Coldplay zamierzają zakończyć swoją dyskografię na 12 albumach, ale Guy Berryman, basista zespołu, przyznał, iż podchodzi do tego planu z dystansem.
W 2021 roku Chris Martin, frontman zespołu, ogłosił, iż ostatni album Coldplay ukaże się w 2025 roku. Niedawno wyjaśnił, iż zamierzają zakończyć tworzenie nowych utworów po 12 płytach.
Chris Martin w rozmowie z NME zdradził, iż album „Moon Music” zawiera ostatni singiel zespołu, zatytułowany „All My Love”. Kolejnym projektem jest musical, który będzie jedenastym albumem w ich dyskografii, jednak może zostać wydany po albumie „Coldplay” – dwunastym i ostatnim, który prawdopodobnie ukaże się rok później niż planowano.
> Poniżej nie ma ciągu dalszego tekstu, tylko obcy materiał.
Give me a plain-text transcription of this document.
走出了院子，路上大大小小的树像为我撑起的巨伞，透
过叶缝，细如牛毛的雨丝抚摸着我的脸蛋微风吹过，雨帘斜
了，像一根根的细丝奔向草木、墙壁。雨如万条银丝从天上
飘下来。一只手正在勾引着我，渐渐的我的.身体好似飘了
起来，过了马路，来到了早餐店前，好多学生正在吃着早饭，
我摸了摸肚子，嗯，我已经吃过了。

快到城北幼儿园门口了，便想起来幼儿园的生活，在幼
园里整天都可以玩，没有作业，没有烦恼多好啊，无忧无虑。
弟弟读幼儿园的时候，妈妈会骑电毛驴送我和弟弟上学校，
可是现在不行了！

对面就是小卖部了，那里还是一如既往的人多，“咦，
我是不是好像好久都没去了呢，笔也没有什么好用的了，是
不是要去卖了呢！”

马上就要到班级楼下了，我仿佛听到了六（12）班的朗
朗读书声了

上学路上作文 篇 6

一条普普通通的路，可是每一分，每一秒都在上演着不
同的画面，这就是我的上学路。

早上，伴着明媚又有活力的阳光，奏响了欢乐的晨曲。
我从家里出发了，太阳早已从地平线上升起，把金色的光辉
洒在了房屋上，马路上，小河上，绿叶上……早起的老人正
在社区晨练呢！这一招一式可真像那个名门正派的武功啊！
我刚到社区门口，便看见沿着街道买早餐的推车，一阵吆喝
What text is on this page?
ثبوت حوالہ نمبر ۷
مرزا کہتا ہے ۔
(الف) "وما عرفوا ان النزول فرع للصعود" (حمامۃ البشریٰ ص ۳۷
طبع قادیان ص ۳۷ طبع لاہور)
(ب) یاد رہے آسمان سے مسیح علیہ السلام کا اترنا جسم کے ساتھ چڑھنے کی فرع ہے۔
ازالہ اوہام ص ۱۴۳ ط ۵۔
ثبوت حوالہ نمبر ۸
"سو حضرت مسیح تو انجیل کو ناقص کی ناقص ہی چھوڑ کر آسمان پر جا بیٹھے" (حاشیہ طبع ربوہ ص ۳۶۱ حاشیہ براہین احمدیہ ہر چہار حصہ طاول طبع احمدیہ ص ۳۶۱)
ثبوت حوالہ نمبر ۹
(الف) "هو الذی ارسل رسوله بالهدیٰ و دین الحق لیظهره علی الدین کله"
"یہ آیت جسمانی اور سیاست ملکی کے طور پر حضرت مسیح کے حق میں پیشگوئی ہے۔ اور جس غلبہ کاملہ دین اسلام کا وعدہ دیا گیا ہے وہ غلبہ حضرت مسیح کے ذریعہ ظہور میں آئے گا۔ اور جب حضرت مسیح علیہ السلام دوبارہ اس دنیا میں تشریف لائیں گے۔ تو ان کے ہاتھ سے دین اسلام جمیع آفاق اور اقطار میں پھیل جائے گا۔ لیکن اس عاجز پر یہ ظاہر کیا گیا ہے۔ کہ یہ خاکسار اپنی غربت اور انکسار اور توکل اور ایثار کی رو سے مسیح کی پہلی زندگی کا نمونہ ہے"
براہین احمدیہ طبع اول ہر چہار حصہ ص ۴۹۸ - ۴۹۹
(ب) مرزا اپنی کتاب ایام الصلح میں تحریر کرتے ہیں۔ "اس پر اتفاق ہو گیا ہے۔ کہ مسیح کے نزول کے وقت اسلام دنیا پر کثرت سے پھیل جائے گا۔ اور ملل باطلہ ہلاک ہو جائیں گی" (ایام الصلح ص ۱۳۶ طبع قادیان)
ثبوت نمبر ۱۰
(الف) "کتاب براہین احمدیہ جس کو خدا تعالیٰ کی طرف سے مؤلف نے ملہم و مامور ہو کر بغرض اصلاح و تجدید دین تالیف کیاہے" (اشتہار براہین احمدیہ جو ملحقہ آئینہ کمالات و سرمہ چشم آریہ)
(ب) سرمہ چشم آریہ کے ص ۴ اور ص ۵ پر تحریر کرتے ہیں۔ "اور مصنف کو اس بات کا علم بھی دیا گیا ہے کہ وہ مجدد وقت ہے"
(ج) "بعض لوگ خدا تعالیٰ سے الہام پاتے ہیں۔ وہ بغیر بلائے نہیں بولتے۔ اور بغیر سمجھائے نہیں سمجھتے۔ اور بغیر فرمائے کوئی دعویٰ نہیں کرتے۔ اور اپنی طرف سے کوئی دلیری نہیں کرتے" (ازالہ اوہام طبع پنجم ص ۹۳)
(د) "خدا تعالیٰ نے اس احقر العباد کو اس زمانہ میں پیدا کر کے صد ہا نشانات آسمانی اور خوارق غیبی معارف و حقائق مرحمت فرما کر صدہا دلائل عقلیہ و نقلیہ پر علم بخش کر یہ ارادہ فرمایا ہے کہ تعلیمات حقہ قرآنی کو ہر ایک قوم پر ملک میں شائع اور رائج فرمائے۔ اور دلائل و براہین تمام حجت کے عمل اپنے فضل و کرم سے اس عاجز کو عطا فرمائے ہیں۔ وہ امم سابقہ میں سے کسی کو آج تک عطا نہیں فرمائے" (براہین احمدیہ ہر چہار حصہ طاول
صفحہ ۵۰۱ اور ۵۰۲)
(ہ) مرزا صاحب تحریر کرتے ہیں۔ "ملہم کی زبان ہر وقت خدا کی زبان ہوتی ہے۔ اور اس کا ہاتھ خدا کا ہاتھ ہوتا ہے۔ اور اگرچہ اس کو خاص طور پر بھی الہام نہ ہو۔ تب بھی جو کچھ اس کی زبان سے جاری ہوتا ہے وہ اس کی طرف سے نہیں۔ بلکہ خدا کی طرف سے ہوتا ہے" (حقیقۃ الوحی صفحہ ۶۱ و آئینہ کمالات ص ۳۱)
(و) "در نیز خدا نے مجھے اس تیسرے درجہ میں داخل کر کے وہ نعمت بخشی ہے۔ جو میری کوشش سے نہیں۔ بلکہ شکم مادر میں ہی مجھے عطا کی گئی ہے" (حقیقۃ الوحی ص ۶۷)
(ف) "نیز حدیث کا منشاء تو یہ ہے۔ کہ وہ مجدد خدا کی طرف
Martin przyznał, że „12 albumów to bardzo realna koncepcja”. Wyjaśnił, iż zakończenie głównej historii zespołu pozwala im skupić się na jakości obecnych projektów i uniknąć „rozwadniania” ich muzyki. Dodał, iż zespół przez cały czas będzie koncertował, wydawał kompilacje i prezentował utwory niewydane wcześniej.
Guy Berryman, basista zespołu w rozmowie z Rolling Stone przyznał, iż nie traktuje tych planów jako ostatecznych:
Chris nigdy nie przestanie pisać, więc podchodzę do tego z lekkim przymrużeniem oka. Wciąż jesteśmy lata od jakiejkolwiek emerytury. Ale uważam, iż trzeba mieć plan. jeżeli biegniesz maraton, wiesz, iż musisz przebiec 26 mil. Ale gdyby ktoś powiedział: 'Dobra, zacznij biec i po prostu nigdy się nie zatrzymuj,’ trudno byłoby się zmotywować.”
Martin zdradził także szczegóły dotyczące płyty „Coldplay”. Okładka nawiąże do pierwszej EP zespołu z 1999 roku, a album będzie „powrotem do korzeni” ich brzmienia.
Jednocześnie Coldplay planują wydać projekt „Alphabetica” – zbiór niewydanych utworów i odrzutów, ułożonych alfabetycznie.